Figure 6 shows that when the dynamic service is a new service or an interface change service, the value of k is 5 and the number of dynamic services is 10, different service set sizes have an impact on the execution time of DQWSC-K algorithm and QWSC-K algorithm. Figure 7 shows the impact of dynamic service as a failed service or a service with changed QoS on the execution time of DQWSC-K algorithm and QWSC-K algorithm under the same condition. As can be seen from Fig. 6 and Fig. 7, the execution time of the QWSC-K algorithm obviously depends on the size of the Web service set. The more services there are, the longer the query execution time will be. This is because each time a dynamic service is generated, the QWSC-K algorithm needs to re-execute the query and search the entire service space, the execution time depends mainly on the number of services. But for the DQWSC-K algorithm, because the incremental adaption only needs to update the service state partially affected by the dynamic service, the execution time is lower than that of QWSC-K algorithm.

Fig. 6.
figure 6

Dynamic service is the new service or interface change service.

Fig. 7.
figure 7

Dynamic service is the failure service or service with changed QoS.

4.3 Accuracy Assessment

This section evaluates the accuracy of the two algorithms. It refers to whether the Top-k service combination returned by the two algorithms satisfies the query request and guarantees global QoS optimization. Because the QWSC-K algorithm has been proved theoretically and experimentally that the service composition it returns is globally optimal, by comparing whether the global QoS returned by QWSC-K algorithm is equal to the global QoS returned by DQWSC-K algorithm, we can determine whether the service combination returned by DQWSC-K algorithm is the global optimal QoS result. We respectively use two algorithms to conduct experiments based on the service dependency graph in Fig. 8: take the dynamic service as w4, its QoS value changes from 10 to 30, and k is 3. The final experimental result is shown in Table 3.

Fig. 8.
figure 8

Service dependency graph.

Table 3. Updated service composition result table.

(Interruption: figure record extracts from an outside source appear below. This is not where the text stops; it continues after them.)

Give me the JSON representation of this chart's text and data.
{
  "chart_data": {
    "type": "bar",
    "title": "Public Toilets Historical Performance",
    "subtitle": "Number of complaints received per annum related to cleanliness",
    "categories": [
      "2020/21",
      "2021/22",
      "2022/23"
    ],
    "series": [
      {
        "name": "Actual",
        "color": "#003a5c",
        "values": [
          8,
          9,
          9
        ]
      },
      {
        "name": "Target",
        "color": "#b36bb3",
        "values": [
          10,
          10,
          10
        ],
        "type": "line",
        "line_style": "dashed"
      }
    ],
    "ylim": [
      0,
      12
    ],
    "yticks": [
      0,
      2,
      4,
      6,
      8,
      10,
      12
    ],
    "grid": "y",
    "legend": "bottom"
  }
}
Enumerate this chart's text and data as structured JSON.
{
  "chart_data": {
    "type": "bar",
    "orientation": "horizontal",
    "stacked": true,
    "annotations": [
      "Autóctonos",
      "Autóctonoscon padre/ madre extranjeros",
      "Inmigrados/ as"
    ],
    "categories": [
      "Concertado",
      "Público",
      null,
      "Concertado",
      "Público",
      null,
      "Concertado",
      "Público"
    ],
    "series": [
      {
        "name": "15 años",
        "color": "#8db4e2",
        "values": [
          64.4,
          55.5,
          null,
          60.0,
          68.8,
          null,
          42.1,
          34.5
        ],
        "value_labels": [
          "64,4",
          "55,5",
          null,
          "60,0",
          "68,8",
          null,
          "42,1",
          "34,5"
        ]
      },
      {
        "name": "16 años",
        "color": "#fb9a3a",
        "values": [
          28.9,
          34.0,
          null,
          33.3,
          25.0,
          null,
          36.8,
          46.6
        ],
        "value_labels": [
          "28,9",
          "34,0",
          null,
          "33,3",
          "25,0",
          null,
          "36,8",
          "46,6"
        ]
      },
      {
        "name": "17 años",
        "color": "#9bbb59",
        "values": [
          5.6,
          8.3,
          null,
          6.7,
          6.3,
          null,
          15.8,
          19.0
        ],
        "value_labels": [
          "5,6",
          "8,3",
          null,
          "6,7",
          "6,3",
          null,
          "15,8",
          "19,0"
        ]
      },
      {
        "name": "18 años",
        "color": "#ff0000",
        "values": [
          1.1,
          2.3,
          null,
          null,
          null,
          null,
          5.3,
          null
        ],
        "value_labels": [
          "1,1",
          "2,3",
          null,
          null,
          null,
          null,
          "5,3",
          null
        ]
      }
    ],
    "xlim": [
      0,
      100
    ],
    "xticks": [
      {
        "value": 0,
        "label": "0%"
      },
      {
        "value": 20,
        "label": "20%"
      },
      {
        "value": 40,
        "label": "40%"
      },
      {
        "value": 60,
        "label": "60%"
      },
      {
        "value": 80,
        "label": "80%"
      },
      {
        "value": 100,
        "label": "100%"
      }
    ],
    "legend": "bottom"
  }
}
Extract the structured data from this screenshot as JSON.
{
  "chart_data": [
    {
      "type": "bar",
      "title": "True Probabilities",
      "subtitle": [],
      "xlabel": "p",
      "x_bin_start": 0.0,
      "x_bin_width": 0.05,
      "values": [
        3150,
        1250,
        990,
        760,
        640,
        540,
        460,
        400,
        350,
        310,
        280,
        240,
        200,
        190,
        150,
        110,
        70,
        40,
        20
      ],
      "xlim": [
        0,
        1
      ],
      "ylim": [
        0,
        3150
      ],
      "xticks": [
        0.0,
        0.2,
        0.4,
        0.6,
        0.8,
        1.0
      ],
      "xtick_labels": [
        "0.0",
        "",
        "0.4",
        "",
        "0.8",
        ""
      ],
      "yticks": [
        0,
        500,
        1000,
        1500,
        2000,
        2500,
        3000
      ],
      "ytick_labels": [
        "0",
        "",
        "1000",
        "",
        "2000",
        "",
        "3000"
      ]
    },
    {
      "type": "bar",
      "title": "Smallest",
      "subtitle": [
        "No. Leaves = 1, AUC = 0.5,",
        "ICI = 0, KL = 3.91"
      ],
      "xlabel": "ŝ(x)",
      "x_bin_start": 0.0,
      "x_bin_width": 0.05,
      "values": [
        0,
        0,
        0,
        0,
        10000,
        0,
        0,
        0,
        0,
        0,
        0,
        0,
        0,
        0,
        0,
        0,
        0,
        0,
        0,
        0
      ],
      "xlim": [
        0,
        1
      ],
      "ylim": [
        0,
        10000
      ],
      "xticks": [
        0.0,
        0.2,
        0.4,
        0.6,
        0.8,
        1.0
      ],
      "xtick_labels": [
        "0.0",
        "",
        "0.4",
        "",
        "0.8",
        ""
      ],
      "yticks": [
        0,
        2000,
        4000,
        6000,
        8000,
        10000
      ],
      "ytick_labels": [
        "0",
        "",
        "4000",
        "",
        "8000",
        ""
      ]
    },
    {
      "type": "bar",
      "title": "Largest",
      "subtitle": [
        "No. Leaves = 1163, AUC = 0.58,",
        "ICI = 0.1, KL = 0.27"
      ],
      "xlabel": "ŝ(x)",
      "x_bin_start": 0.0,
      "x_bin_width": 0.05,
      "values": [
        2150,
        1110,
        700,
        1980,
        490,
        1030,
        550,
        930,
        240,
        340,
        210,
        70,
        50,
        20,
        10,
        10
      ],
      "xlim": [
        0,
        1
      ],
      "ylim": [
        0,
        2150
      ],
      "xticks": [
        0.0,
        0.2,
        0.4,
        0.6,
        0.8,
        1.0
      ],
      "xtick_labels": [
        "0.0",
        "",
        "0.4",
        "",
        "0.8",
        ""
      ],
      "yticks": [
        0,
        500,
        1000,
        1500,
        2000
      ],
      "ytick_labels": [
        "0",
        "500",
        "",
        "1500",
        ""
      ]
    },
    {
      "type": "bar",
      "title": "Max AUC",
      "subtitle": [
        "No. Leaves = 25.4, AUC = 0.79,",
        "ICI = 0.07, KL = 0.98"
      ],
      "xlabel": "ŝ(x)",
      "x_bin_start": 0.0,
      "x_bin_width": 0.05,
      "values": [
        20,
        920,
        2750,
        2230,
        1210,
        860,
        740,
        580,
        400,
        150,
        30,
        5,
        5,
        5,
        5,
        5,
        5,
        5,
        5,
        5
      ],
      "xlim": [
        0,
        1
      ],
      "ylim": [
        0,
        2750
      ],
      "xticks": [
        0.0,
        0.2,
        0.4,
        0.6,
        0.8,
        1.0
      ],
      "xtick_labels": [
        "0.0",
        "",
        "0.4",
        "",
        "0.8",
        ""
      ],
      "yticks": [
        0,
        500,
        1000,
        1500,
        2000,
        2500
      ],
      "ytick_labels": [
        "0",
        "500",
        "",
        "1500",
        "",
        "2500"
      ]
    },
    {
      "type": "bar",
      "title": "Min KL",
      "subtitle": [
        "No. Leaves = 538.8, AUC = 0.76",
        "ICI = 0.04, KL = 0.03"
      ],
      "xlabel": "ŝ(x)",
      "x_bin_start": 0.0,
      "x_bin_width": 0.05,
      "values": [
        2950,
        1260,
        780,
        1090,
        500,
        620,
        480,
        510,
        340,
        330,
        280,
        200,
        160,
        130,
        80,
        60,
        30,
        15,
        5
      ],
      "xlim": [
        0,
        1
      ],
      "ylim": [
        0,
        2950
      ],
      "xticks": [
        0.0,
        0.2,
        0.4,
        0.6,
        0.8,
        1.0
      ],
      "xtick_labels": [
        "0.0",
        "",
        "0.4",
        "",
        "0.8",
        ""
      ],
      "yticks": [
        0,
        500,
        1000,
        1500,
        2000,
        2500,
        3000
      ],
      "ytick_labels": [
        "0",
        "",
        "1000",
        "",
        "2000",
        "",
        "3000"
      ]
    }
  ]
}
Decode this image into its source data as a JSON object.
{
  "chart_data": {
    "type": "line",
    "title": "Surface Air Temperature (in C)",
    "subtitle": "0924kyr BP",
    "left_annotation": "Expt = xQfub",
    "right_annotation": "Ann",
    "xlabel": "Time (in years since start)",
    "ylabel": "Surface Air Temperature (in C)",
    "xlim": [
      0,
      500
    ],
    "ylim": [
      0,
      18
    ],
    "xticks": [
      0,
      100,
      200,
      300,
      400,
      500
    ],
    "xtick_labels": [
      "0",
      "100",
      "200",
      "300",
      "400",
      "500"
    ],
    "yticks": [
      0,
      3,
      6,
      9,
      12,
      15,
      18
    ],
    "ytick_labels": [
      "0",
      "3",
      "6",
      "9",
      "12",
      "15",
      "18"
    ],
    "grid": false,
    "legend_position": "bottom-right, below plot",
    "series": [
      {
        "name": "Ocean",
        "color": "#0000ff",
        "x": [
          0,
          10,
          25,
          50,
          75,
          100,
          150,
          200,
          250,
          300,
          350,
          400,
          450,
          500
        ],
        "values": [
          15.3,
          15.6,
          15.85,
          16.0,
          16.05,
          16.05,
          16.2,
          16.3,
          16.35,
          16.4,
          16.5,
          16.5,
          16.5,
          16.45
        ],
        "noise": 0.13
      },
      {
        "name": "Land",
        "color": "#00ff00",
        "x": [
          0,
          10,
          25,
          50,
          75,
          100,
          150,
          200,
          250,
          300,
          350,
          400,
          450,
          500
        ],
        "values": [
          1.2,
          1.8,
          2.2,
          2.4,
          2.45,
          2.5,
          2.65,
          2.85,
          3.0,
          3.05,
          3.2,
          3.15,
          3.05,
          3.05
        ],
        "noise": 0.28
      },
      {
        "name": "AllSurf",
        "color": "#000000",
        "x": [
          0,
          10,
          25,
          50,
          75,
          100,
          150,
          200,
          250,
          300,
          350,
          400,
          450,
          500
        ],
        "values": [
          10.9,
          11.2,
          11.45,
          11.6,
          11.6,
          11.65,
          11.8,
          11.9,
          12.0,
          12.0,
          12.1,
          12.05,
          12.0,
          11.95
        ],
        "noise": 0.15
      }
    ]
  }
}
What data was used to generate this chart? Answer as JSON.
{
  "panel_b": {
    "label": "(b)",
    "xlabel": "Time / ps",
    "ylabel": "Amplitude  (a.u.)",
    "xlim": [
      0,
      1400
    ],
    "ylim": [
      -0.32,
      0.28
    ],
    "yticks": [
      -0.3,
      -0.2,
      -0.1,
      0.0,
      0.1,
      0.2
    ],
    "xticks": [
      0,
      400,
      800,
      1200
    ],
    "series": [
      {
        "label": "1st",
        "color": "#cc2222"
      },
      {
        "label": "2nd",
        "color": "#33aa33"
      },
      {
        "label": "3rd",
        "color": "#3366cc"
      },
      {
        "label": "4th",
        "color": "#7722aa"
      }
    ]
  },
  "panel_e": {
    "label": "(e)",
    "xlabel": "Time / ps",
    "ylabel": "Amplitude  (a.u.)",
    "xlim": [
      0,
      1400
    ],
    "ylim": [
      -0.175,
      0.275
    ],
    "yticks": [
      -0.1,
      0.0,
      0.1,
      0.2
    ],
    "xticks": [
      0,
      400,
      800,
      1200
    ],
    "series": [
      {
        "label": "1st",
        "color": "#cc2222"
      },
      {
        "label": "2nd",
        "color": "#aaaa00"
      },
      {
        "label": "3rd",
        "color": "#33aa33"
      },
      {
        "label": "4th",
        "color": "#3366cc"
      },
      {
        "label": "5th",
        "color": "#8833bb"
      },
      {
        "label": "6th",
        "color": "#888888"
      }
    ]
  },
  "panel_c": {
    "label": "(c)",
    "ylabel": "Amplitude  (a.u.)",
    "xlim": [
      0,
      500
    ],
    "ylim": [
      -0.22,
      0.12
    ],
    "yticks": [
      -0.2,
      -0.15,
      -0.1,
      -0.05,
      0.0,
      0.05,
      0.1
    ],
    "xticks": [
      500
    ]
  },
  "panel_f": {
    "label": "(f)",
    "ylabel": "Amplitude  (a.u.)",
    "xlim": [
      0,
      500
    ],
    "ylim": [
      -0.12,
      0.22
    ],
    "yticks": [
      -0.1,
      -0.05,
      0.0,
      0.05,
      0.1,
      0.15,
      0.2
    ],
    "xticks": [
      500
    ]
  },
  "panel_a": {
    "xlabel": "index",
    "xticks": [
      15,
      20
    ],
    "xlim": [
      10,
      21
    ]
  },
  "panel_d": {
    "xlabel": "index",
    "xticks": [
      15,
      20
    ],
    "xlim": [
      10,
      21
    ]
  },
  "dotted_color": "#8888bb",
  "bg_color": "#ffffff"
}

The result shows that the Top-k service combination results returned by QWSC-K algorithm and DQWSC-K algorithm are consistent and can be executed correctly. And the associated global QoS is also the same. This shows that the DQWSC-K algorithm can deal with the dynamic changing service environment and automatically update the service combination as required to ensure that the updated results still meet the query request and the global QoS is optimal.

5 Conclusion

This paper presents a Top-k QoS-optimal service composition algorithm under dynamic environment, which is based on the QWSC-K algorithm. This algorithm uses incremental adaptive algorithm to dynamically update the state of some affected services according to different service categories. The algorithm does not recalculate and search the entire service set space, which ensures the efficiency of the algorithm. The next step is to try to use the idea of distributed parallel or approximate computation to solve the Top-k QoS-optimal service combination problem in the dynamic service environment.